Can they write? Not given the parameters that are expected of them. I have no idea where these ideas came from, but our students are struggling. Can they write? Of course. Give them some parameters which make sense to them.
The photo at the top of the page is of some little fairy tale books which were written by my 7th and 8th grade reading students a couple of years ago. They all begin with "Once Upon a Time" and end with "Happily Ever After". I wrote a grant to have them printed, 5x5 size on slick paper. The students thought up all the concepts and were going to take them to the elementary school to read to the little students.
From enchanted crystals to an ogre who loves chicken nuggets, they were creative and thoughtful and I was so very proud of them. We got the idea from a novel we were reading at the time where the main character used fairy tales in describing her life. This was not from a computer program they were on several days a week which did not help them in my opinion.
This photo was used in class one day when I asked the students to tell this child's story. Where was she at and why was she lugging the teddy bear. You would not believe how creative the students were and the stories they came up with. No one had ever allowed them to think for themselves and tell the story.
I watched a whole class of budding journalists try and figure out how to put this on a page to use as a background on our school newspaper. The articles were written by a senior and the designer wanted to highlight the page, since it is color but was struggling because no one had ever let them decide what they wanted to do. When I invited the rest of the class over to help her out, explaining it was their newspaper and they each had an opinion for style, they were so surprised and then discussed for the whole class period how to best make these stories pop. The student designer told me at the end of class she would take this class for her whole high school career because she had never been allowed to express herself and not be told what she could and could not do or invite other students to discuss what worked or did not work.

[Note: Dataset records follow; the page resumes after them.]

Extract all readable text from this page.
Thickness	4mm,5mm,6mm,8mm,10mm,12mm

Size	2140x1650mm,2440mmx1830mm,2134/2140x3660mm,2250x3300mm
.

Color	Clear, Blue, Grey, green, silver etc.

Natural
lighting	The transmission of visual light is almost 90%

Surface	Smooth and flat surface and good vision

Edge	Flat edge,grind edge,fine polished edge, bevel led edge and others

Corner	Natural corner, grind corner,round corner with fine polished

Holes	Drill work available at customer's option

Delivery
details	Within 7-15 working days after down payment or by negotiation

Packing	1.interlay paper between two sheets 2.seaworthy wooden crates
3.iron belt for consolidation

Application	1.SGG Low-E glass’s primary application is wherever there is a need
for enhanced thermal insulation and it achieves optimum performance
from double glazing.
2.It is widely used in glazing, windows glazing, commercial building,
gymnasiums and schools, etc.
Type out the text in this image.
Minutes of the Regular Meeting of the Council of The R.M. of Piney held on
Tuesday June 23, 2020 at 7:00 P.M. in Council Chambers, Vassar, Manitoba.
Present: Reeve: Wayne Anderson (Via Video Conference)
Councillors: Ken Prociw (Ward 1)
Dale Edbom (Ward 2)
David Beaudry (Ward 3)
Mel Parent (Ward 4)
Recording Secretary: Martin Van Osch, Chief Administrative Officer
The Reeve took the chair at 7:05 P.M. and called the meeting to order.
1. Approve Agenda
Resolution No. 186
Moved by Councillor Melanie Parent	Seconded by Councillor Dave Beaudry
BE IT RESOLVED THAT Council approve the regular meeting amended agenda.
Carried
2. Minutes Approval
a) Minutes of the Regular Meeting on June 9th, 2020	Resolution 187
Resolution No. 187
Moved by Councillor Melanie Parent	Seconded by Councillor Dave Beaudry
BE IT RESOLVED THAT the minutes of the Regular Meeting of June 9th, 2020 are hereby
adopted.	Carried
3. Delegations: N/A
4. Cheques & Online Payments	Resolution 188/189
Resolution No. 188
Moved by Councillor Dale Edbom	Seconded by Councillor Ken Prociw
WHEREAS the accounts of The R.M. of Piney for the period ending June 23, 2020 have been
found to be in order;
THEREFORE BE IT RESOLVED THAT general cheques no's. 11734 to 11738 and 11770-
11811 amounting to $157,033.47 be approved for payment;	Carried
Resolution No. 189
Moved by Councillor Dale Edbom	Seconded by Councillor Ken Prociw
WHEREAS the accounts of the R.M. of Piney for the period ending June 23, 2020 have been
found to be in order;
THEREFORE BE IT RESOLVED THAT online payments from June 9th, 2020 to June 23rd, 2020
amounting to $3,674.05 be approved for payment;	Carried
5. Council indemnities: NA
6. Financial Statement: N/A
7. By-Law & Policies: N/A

The writing that had the most impact on me and convinced me that telling the story was the most important thing you could do was a poem I was exposed to during my senior year of high school with Mrs. Thelma McCann. She had us chose a poem or reading from a select group of authors and then illustrate the work the best way we knew how. The poem was Merry-Go-Round by Langston Hughes and the class was Black Literature.
Where is the Jim Crow section
On this merry-go-round,
Mister, cause I want to ride?
Down South where I come from
White and colored
Can't sit side by side.
Down South on the train
There's a Jim Crow car.
On the bus we're put in the back—
But there ain't no back
To a merry-go-round!
Where's the horse
For a kid that's black?
If you do a search on this poem, someone will explain the theme and break the whole poem down for you. How the merry go round goes from injustice to justice, perhaps the complexity of racism and the simplicity of equality? To me, it told a sad story that should not happen. Thank goodness I didn't have to explain it the way students must today. I also received an A and have never forgotten the poem.
Reading stories that students can understand and relate to, even stories written decades ago helps create writers. Developing vocabulary which students struggle with develops writers. Allowing students to use their minds to develop their own ideas and creations helps develop writers. Reading out loud develops readers. Computer programs and never ending paragraphs don't.